Díaz-Canel et Lis Cuesta se promènent à El Náutico

Miguel Díaz-Canel et Lis CuestaPhoto © Présidence Cuba

Miguel Díaz-Canel et son épouse Lis Cuesta Peraza ont visité ce samedi le Círculo Social Obrero «Félix Elmusa», dans le quartier Náutico de la municipalité de Playa, La Havane.

La Presidencia de Cuba a présenté la visite comme un « parcours de travail » et a profité de l'occasion pour exhiber la réouverture de l'établissement comme un prétendu succès collectif en pleine crise.

L'installation, connue sous le nom populaire de El Náutico, a rouvert début juillet après quatre mois de réhabilitation dirigée par la Corporación de la Aviación Cubana (CACSA).

Le président et son épouse ont visité les zones de plongée, une galerie d'art, une salle de gym, une salle de jeux, une pizzeria, un café, une piscine, une boulangerie-pâtisserie, un terrain de baseball et une salle pour enfants.

Le détail le plus révélateur de la réhabilitation n'est pas ses installations.
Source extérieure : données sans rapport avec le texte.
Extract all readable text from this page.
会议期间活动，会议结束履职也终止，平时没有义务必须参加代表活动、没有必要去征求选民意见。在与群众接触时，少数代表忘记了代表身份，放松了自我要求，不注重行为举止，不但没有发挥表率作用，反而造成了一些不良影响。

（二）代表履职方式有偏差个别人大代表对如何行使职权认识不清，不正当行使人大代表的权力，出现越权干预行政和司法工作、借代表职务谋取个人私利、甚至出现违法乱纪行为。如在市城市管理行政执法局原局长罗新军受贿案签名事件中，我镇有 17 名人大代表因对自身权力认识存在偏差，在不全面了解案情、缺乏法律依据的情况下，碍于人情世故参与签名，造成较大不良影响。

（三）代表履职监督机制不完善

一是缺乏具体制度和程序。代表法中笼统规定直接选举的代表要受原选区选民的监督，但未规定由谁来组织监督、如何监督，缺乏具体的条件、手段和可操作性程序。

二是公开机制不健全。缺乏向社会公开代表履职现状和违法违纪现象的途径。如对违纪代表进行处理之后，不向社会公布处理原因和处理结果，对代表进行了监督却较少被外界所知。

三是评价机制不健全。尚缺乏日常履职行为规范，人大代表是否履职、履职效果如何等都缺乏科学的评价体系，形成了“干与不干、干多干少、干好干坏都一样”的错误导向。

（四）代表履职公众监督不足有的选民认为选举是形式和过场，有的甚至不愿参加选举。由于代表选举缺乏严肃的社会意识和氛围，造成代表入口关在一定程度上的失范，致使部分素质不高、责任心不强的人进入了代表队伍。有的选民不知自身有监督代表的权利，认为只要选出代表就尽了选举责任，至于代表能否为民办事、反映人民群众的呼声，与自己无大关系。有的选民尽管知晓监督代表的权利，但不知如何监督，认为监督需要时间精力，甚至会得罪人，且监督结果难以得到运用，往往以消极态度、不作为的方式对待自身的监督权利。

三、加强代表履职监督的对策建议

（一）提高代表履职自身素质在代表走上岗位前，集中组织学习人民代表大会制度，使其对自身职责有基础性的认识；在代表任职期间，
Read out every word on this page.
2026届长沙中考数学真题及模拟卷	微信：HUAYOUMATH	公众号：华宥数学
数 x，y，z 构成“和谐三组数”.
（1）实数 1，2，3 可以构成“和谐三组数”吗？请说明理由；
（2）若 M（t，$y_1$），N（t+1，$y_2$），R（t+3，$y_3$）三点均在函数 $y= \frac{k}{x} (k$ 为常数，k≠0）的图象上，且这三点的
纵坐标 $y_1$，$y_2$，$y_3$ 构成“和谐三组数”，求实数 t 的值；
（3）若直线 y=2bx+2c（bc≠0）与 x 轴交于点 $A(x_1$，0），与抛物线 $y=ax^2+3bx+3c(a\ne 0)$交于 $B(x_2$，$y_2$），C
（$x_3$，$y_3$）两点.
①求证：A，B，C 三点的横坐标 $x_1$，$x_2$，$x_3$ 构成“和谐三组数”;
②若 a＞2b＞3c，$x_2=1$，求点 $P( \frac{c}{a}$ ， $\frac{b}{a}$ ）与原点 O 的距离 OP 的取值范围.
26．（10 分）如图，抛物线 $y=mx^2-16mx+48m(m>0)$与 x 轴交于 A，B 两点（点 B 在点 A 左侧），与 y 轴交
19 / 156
Le centre a dû installer des panneaux solaires, des onduleurs et des batteries pour fonctionner de manière autonome, en marge d'un réseau électrique national en déroute.

Pendant que Díaz-Canel se promenait par El Náutico, le reste des cercles sociaux ouvriers du pays demeure en ruines.

Le schéma de sélectivité du régime est difficile à ignorer

L'été 2025, Díaz-Canel a inauguré le Club des FAR restauré, l'ancien Miramar Yacht Club, une installation d'accès exclusif pour les militaires.

En 2026, c'était au tour de réhabilitation d'El Náutico, un cercle social ouvrier pour les travailleurs de l'aviation, des transports et des communications. La population peut accéder à la plage de ce lieu, mais elle n'a pas accès à d'autres zones et services qui sont réservés aux membres.

Le gros du patrimoine récréatif populaire cubain, pendant ce temps, se détériore sans que personne n'intervienne.

La présence de Lis Cuesta dans la promenade ajoute une nouvelle dimension de contraste. L'épouse du dirigeant, sans fonction officielle dans l'État, a tendance à apparaître à des moments clés, lors d'activités socioculturelles et dans certaines politiques de participation massive.

La phrase avec laquelle Díaz-Canel a conclu sa visite à El Náutico sonne comme une moquerie pour des millions de Cubains sans électricité, sans eau et sans espaces de loisirs : « C'est une expérience qui peut être multipliée ».

La gestionnaire du centre, Maytée Crespo Alonso, a été plus honnête : « Le défi est de le maintenir ».